Sunday, January 16

Antagonism to the market system

From an interview with Nobel prizewinner Ronald Coase, which first appeared in the January 1997 issue of Reason; reprinted in Policy (via Jim Lindgren):
Roughly speaking, when you are dealing with business firms operating in a competitive system, you can assume that they're going to act rationally. Why? Because someone in a firm who buys things at $10 and sells them for $8 isn't going to last very long in that firm. I think that the market imposes a great discipline, and the discipline of the market makes the assumption of rationality in that field correct.

I find that people behave in ways that destroy themselves and their families, produce a lot of hardship, and when it comes to policy do the same thing. I hold the view of Frank Knight: in certain areas rationality is enforced; in other areas it's weakly enforced. You get more irrationality within the family and in consumer behavior than you get, say, in the behavior of firms in their purchases.

...[The University of Virginia] thought the work we were doing was disreputable. They thought of us as right-wing extremists. My wife was at a cocktail party and heard me described as someone to the right of the John Birch Society.
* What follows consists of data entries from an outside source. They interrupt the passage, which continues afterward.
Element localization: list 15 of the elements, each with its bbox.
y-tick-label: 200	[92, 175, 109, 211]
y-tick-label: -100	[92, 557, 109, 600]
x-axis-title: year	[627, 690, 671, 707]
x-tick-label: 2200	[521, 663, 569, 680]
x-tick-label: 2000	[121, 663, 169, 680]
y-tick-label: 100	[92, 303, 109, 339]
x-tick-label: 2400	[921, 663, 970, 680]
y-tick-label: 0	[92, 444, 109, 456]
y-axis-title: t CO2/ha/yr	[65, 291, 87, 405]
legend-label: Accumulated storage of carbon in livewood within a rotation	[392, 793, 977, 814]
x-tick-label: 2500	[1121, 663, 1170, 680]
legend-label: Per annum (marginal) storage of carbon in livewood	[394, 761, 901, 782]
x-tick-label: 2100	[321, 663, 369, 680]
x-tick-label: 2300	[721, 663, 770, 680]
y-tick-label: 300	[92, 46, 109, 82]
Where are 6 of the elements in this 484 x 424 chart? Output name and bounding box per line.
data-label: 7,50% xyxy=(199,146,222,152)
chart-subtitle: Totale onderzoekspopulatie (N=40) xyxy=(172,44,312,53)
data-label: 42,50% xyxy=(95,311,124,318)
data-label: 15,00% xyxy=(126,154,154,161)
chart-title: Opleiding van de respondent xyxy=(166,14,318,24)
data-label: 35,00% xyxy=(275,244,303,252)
There was a great antagonism in the '50s and '60s to anyone who saw any advantage in a market system or in a nonregulated or relatively economically free system.
Then the interviewer asks him about an article of his on the market for goods and the market for ideas:
I said that the arguments for regulation of the market for goods and the regulation of the market for ideas are essentially the same, except that they're perhaps stronger in the area of ideas if you assume consumer ignorance. It's easier for people to discover that they have a bad can of peaches than it is for them to discover that they have a bad idea.

[Interviewer]: So if you think that the consumer, ignorant as he is, ought to be protected by a government regulator, then you should really believe that the government regulator ought to step in and police the speech of professors or politicians or pundits.

RC: That's right. If the government is competent to do the one, it's competent to do the other.

[Interviewer]: Then there ought to be a federal philosophy commission.